A worked example: reviewing a PR diff
Open the code-reviewer skill in Skillbench's builder. The Skill is in the gallery — one click loads it. Then in the sandbox, paste this prompt:
Review this PR — it adds cookie-based session auth.
With the baseline run (no Skill, empty system prompt), Claude produces something like this:
Baseline · no Skill
Sure — this PR adds cookie auth. Looks broadly fine. Some thoughts: consider httpOnly. You may want CSRF protection. Tests look thin.

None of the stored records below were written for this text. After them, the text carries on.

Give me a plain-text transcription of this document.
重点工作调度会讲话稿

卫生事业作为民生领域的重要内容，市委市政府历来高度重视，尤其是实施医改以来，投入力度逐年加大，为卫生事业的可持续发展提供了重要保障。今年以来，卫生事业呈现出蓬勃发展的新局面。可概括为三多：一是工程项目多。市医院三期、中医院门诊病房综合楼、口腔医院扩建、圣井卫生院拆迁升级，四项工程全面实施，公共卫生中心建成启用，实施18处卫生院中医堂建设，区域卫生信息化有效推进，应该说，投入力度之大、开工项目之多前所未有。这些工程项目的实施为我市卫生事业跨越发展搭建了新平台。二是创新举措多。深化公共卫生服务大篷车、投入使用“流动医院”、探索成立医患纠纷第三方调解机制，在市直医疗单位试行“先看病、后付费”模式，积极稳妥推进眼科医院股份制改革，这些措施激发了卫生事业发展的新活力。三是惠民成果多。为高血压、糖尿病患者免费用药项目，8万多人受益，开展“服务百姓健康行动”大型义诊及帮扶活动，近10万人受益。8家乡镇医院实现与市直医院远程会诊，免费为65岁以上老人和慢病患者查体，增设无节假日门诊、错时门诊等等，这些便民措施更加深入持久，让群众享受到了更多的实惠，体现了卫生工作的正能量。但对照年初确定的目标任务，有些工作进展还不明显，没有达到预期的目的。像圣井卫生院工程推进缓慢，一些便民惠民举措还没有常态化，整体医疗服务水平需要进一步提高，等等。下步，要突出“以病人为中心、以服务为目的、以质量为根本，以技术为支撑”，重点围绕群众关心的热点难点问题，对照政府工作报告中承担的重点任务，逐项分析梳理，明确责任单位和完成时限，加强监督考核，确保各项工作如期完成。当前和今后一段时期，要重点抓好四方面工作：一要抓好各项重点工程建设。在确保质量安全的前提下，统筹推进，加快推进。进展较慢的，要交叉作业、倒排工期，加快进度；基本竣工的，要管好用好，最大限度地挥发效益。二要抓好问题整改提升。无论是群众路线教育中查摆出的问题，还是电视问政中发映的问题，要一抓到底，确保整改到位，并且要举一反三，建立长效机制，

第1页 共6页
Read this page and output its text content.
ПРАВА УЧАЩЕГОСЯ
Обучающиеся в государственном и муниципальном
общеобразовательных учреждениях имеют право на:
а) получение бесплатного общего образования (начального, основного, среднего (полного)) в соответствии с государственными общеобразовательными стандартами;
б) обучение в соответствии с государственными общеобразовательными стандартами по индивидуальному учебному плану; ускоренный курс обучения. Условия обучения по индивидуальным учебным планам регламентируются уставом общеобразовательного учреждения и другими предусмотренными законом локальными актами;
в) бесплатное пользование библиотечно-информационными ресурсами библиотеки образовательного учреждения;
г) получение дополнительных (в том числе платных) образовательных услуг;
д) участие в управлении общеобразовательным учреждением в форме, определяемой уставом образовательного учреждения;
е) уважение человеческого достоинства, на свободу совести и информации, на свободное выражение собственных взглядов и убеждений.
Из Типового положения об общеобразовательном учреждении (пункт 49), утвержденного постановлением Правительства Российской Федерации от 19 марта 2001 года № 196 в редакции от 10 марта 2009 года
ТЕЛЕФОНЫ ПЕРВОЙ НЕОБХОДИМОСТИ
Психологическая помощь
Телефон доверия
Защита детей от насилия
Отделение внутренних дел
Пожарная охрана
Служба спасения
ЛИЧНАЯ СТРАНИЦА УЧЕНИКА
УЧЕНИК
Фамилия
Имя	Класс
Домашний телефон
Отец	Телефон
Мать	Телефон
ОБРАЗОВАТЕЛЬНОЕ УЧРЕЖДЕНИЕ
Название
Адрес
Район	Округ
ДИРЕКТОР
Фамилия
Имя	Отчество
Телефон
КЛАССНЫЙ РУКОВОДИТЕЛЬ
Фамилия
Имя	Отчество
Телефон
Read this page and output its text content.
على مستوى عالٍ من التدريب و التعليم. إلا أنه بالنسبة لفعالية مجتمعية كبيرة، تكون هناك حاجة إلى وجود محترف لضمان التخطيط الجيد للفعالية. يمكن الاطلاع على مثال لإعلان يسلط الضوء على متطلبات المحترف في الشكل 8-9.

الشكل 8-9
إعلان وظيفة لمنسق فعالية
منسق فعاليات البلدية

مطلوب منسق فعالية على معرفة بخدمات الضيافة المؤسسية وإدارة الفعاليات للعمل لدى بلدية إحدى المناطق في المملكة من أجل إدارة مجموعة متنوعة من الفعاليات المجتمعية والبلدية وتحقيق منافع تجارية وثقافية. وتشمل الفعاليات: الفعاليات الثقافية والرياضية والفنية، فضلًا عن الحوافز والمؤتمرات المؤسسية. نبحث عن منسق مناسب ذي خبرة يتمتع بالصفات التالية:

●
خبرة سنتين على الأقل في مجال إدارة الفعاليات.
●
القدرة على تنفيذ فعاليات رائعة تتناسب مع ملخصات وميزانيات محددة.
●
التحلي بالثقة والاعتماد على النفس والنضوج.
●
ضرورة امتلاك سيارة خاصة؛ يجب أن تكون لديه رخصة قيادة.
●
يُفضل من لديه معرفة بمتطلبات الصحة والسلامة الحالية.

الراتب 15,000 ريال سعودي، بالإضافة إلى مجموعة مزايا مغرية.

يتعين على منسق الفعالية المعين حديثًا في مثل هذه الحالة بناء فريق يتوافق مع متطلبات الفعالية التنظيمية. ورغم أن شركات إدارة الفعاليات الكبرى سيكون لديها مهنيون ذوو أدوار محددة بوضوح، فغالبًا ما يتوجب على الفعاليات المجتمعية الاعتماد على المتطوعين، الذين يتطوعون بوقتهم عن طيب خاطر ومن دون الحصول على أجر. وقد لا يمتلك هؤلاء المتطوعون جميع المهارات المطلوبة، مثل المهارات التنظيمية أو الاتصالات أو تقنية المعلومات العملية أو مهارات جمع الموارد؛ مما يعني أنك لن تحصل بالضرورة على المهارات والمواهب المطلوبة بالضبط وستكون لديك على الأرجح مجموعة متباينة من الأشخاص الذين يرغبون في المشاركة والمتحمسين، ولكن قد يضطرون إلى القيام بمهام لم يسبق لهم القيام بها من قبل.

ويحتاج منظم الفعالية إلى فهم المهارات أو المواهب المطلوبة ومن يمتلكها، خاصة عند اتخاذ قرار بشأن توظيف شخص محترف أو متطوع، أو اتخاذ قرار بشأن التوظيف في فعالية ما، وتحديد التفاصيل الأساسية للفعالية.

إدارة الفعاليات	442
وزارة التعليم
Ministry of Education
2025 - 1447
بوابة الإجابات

Skill-loaded · code-reviewer.md
L. 24 — `httpOnly` is missing → token readable from JS, **bug**. L. 31 — no `SameSite=Lax`, CSRF surface. L. 47 — silent catch swallows DB errors → security. Missing test: expired session should 401. **Verdict: no-ship.**
The vocabulary overlap is high — both mention httpOnly, both mention CSRF, both mention tests. The structural difference is total. Baseline produces a four-sentence paragraph with hedged language ("consider", "may want"). The skill-loaded run produces line-cited findings, categorizes each issue, and ends with a binary verdict. Same model, same prompt, same temperature — the SKILL.md is the only thing that changed.
This is the kind of output that makes the case for shipping the Skill into your team's workflow. It also makes the case for keeping the Skill tight: every constraint in the body of the SKILL.md ("cite line numbers", "categorize each issue", "end with a verdict") corresponds to something visible in the diff.
When to escalate to Measure mode
A/B compare answers the question "does the Skill produce better output than no Skill." It does not answer "does the Skill produce the same output run after run." For that, run N iterations of the same prompt against the same Skill and look at the distribution.
Measure mode in Skillbench runs the Skill 10 times (configurable up to 20) on a single prompt, plots output-length distribution as a small histogram, shows median, stddev, and per-run latency. The first run is dropped as warmup because token-streaming latency on a cold connection skews everything. Here's the rule of thumb: if stddev exceeds 15% of the mean, your Skill is non-deterministic in a way that will bite you in production. Tighten the body — more specific output format requirements, more concrete examples of the desired structure, fewer adjectives. Re-run Measure. Repeat until stddev drops below 15%.
For the code-reviewer example above, ten runs produce outputs between 270 and 312 characters with a stddev of about 12. That's roughly 4% of the mean — a tight, predictable Skill. For comparison, a Skill that says "be helpful and thorough" with no structural constraints will produce stddevs of 40% or higher because every run is free to choose a different length.
What you cannot A/B test with Skillbench
Three things are out of scope, and it's worth being honest about them:
- Tool calls. Skills can declare
allowed-toolslikeread_file,grep,code_execution. Those tools live in Claude Code (or the agent runtime that loads the Skill), not in the browser. Skillbench shows you what Claude would do with the Skill loaded as text; it does not execute the tool calls. If your Skill's value is mostly in orchestrating tools, A/B-test it inside Claude Code instead. - Retrieval / RAG. Skillbench doesn't load external corpora into context. If your Skill depends on a vector store of documents, test it where that vector store lives.
- Long-running multi-turn. Each run is single-shot — one user message, one assistant response. Skills that depend on a multi-turn back-and-forth (the agent asks the user a follow-up, the user replies, the agent acts) need a multi-turn harness; Skillbench is for the single-message contract.
For everything else — and especially for the 80% of Skills that are essentially a tight system prompt with structural constraints — A/B compare in the browser catches the majority of regressions before they reach production.